Les gonds gémirent. Porte ouverte. Il s’y précipita. Personne dans le couloir, pas un bruit. Tout le monde dormait.

Il retourna se cloisonner au milieu des odeurs de formol et d’éther. Son reflet dans la vitre, en face. Il aurait bien fermé les volets. Mais pas de volets...

Dossier ouvert. Les fiches couleur pomme, entre ses doigts... Il les parcourut rapidement. Sur les bristols, de moins en moins de notes du praticien. Sur les dernières, Arthur se contentait de consigner les dates de rendez-vous de son patient, à côté desquelles il dessinait des flèches. Vers le haut, vers le bas, ou à l’horizontale. A priori, elles représentaient l’évolution de l’état de Bourne, l’encéphalogramme simplifié de sa conscience. Quantité de flèches vers le bas...

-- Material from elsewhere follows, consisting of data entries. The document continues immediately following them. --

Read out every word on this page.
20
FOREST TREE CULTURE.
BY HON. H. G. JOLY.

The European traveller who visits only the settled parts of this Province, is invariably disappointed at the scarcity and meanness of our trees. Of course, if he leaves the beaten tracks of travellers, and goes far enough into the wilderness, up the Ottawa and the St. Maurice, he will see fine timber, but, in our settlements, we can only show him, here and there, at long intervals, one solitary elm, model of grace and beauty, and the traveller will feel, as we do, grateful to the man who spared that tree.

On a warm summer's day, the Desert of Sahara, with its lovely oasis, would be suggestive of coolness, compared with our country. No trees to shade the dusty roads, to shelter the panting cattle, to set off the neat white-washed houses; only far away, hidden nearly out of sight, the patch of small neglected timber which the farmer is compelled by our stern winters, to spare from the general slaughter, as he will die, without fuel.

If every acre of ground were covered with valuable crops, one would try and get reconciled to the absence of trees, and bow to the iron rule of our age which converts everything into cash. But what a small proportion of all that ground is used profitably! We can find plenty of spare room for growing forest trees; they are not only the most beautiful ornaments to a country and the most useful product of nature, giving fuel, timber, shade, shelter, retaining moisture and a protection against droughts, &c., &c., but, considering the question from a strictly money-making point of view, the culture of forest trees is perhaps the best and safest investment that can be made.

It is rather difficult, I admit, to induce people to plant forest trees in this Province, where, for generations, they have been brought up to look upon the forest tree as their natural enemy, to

Arthur s’était-il découragé face à cette psychanalyse qui ne progressait pas ? Car, à la vue des quelques lignes abandonnées sur les fiches, Bourne récitait toujours le même refrain. Son cœur malade, les numéros qui l’obsédaient, le souhait de quantifier le monde. Nombre de brins d’herbe dans un jardin, longueur d’un spaghetti, volume d’une expiration d’air. Peser, mesurer, compter. Une rengaine dont le psychologue devait avoir plus qu’assez.

Bourne parlait, mais n’écoutait pas. Doffre écoutait, mais ne parlait pas.

Bourne n’en faisait qu’à sa tête.

Mais dans ce cas, pourquoi ne pas l’avoir orienté vers un psychiatre, plus à même de traiter son cas ? Pourquoi avoir continué à le recevoir ? Conscience professionnelle ? Envie de percer cette phobie des palpitations cardiaques ?

David empila soigneusement les bristols déjà lus, à gauche de la machine à écrire, et plongea au cœur des autres feuillets. La volonté de savoir. D’aller au bout.

Début de l’année 1979. Changement de cadence dans les dates des rendez-vous. D’une visite par mois, on passe à une par quinzaine, puis une par semaine, alors que la date du septième et dernier massacre approche. 7 janvier 1979, 14 janvier 1979, 21 janvier 1979... Cette fois, plus aucune remarque. De simples flèches. Février... Des rencontres bihebdomadaires, régulières... La psychanalyse qui se met enfin en route ? Après pas loin de deux ans de cache-cache ?

Mais alors, pourquoi ne plus prendre de notes ? Pourquoi juste ces flèches insignifiantes ?

Sous le crâne de David, et partout autour, les mouches se mirent à bourdonner.

Le vert iridescent des insectes. L’odeur de l’arum. La scie électrique.

Un film de neige collé au carreau avait chassé la nuit.

Retour au dossier. 7 mars 1979. Le dernier bristol. Trois jours après l’ultime carnage. Tout s’arrête. Plus d’annotations, de flèches, de fiches. Psychanalyse terminée. Ou interrompue brusquement...

David fouilla encore. Il dénicha un cahier, trouvé entre ces dernières conclusions et le rapport d’autopsie de Tony Bourne. Un vieux cahier d’écolier, aux pages jaunies et cornées. Il ne se souvenait pas l’avoir remarqué.

Il le considéra longuement, sans l’ouvrir.

Puis il s’en empara. Sur le cahier, une écriture tremblotante. Celle d’un droitier, qui pour la première fois coince un stylo entre le pouce et l’index gauche.

Un journal intime. Celui de Doffre.

Avril 1979. Pitié Salpêtrière.

Doffre, cloué sur un lit d’hôpital.

Ecriture écorchée d’un être qui avait tout perdu. Confessions d’un condamné à vivre.

Subitement, le laboratoire parut bien plus froid. David remonta le col de son sous-pull et éteignit le lecteur CD.

Il se mit à lire. Des plaintes, de la douleur, des malaises, des envies de mourir. Des gribouillis, des dessins macabres, noirs, bleus, rouges, transperçant parfois le papier. Sur une feuille, un seul mot, répété à l’infini. Mort.